Paradise Papers : Quand les journalistes dénoncent un système légal… dont ils profitent !
Depuis quelques jours, la presse s’emballe et l’opinion s’émeut sur les réseaux sociaux. A l’origine ? La publication par le journal Le Monde de révélations sur un vaste système utilisé par des grands patrons français pour réduire leurs impôts, taxes et charges en tout genre. C’est ce qu’on appelle l’optimisation fiscale : faire le choix, parmi les dispositifs mis en place par le législateur, de celui qui est le plus avantageux. Choisir par exemple entre une crèche et une nounou en fonction de la déduction d’impôt possible selon son taux marginal, c’est donc de l’optimisation fiscale.
Problème : ce qui est « dénoncé » est parfaitement légal, et nous le faisons tous à notre échelle (cf. les pubs pour l’immobilier locatif). La preuve, de nombreuses professions, dont les journalistes, profitent de très généreuses réductions fiscales. La confusion entretenue entre les Panama Papers (fraude fiscale) et les Paradise Papers (optimisation) est donc malheureuse et témoigne, sinon d’une posture militante et / ou idéologique, du moins d’une méconnaissance dommageable de ce qui est appelé l’« optimisation fiscale ».
Des pratiques légales …
L’importance de la terminologie utilisée est ici fondamentale. En effet, il n’est aucunement question de fraude fiscale, pratique défendue et condamnée par la loi, mais bel et bien d’optimisation fiscale. En effet, cette pratique est un processus parfaitement légal, encadré par une réglementation et certifiée par la mobilisation coûteuse d’un écosystème d’experts et d’avocats, spécialisé sur ces problématiques. La ligne rouge n’est jamais franchie dans le cas des Paradise Papers. Les personnalités concernées, souvent à l’origine de la création de plusieurs dizaines de milliers d’emplois et à la tête de groupes qui contribuent activement à la richesse nationale par le paiement de l’impôt sur les sociétés, agissent dans un cadre strictement déterminé par le droit.
… et largement répandues
Les « révélations » du journal Le Monde constituent une atteinte à la vie privée et au respect de la propriété, deux droits fondamentaux structurants de notre système démocratique. Elles demeurent aussi empreintes d’une certaine hypocrisie. En effet, s’il est une profession qui tire allègrement profit des réductions fiscales, ce sont les journalistes. Pour rappel, la niche fiscale offerte au journalisme coute plusieurs centaines de milliers d’euros à l’Etat. Pour le seul journal Le Monde, 3 millions d’euros échappent aux caisses de l’Etat chaque année. Là où des entreprises paient une TVA de 20 %, Le Monde profite de taux très avantageux, limités à 2,1 % ! Autant de conséquences dommageables pour l’hôpital public, l’enseignement ou encore nos forces de sécurité. Rarement, ce sujet est évoqué. Dans l’audiovisuel public, ces avantages sont encore plus importants mais, là encore, rarement dénoncés.

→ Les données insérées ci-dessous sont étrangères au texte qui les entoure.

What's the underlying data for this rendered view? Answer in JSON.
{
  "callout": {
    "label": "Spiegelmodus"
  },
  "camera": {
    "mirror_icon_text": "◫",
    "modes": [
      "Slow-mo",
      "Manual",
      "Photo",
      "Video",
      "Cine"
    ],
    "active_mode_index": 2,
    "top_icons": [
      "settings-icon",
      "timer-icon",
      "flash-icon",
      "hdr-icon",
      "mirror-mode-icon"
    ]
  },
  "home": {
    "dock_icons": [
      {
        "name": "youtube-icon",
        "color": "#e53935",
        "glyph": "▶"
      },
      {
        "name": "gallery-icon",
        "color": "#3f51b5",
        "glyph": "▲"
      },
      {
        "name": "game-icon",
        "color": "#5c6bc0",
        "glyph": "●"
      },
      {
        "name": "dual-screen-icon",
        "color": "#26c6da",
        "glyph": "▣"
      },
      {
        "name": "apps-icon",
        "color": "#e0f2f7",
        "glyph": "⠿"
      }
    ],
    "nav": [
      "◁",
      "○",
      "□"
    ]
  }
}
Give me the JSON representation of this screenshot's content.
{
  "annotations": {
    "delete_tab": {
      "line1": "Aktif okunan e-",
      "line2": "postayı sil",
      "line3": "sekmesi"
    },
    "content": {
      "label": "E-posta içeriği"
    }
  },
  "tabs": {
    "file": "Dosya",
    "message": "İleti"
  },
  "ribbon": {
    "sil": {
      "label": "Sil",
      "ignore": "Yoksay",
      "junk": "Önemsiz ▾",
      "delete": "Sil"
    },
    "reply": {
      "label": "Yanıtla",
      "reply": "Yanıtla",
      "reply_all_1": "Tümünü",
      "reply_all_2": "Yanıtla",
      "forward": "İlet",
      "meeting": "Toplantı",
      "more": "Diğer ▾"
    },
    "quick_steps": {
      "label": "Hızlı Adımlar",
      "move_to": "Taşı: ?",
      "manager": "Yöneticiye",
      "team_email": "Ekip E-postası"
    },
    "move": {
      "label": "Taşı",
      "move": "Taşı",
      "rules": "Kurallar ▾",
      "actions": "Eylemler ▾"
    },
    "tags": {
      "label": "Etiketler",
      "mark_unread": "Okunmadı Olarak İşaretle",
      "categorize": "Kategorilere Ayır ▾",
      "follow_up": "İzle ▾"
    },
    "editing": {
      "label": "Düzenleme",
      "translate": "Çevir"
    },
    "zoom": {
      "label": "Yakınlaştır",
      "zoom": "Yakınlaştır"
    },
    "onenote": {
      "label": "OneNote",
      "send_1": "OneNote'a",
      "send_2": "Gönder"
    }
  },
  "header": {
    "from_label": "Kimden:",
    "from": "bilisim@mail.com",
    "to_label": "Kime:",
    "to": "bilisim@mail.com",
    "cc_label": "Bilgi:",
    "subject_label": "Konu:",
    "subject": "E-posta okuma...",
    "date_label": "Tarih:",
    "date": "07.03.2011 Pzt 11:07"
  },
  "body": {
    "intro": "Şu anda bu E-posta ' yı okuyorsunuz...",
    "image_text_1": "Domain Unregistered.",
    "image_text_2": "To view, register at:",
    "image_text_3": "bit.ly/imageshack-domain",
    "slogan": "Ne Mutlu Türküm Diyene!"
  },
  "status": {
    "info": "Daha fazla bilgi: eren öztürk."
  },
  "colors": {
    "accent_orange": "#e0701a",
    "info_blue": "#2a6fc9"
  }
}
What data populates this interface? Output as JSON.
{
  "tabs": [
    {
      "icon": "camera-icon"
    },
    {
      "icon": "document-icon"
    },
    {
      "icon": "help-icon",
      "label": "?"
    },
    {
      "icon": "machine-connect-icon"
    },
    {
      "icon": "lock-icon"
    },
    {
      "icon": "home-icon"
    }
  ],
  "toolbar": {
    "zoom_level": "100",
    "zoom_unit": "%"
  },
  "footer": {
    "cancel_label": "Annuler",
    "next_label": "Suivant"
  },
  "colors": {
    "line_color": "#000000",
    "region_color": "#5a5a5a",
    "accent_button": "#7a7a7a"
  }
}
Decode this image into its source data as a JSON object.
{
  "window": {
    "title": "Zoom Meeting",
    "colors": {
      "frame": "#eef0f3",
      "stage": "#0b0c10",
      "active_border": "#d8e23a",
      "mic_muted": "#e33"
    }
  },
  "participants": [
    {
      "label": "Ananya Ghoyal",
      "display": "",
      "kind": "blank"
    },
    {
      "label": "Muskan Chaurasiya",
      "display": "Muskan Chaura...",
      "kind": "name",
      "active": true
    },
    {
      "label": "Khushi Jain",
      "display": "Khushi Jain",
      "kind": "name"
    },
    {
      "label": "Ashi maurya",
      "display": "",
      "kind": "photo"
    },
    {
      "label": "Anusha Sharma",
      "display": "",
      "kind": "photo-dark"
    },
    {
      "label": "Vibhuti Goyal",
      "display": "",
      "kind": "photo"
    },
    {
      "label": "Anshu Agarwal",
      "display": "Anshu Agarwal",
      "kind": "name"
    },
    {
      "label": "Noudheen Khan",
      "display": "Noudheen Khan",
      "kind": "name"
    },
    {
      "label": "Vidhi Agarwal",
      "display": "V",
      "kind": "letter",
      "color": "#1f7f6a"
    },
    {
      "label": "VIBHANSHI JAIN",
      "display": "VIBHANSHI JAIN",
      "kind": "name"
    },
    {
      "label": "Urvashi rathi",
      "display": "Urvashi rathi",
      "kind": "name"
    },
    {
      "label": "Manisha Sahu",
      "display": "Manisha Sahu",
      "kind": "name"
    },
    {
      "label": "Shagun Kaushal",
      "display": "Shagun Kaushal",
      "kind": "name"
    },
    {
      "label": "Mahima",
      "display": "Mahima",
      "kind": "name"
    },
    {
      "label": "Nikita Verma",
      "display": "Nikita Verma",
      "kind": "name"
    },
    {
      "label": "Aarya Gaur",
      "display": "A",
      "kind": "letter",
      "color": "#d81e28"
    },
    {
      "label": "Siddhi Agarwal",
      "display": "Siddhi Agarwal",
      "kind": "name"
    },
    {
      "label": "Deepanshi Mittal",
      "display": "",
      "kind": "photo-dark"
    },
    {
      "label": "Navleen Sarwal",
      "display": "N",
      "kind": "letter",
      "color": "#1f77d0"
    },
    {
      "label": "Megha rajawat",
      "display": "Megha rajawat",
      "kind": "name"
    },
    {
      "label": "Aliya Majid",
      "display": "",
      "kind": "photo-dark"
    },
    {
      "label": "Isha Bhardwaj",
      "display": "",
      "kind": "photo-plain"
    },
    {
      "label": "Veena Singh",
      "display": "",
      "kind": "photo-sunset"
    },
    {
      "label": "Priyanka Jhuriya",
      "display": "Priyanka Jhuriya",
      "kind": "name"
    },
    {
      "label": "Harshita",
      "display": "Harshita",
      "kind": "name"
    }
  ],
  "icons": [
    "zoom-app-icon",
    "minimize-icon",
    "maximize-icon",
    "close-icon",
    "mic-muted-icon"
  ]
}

Autre exemple, Oxfam, très active dans le cadre des Paradise Papers, jouit de revenus annuels d’environ 1 milliard d’euros. L’association est, bien évidemment, exemptée d’impôt sur les sociétés. Quant à son Président, il touche 350 000 dollars annuels. Et ce sont les donateurs, qui financent l’association, qui contribuent activement à inonder les caisses bien pleines d’une association qui ne participent en rien, à la richesse nationale. Et ces avantages bénéficient aux fonctionnaires européens et internationaux, mais aussi aux députés, dont une partie de leurs revenus, sous la forme d’une « indemnité de fonction », n’est pas imposable.
Du bon usage des deniers publics
L’autre question qui se pose est celle de l’usage fait de ces impôts. Loin d’être strictement réservée aux missions vitales, la contribution publique est largement gaspillée, mal utilisée et la gabegie financière française n’est plus un secret. Ce n’est pas un hasard si les français font face à des taux d’imposition largement supérieurs aux autres pays européens. La prétendue évasion fiscale témoigne essentiellement d’un mauvais usage de l’argent public, qui échappe trop souvent aux hôpitaux et aux policiers, pour atterrir dans les poches de la presse, de l’audiovisuel public ou de la classe politique. Il est toujours plus délicat, plus dangereux, plus insolent, de dénoncer un système dont on profite très largement. Aujourd’hui, ce n’est pas le cas.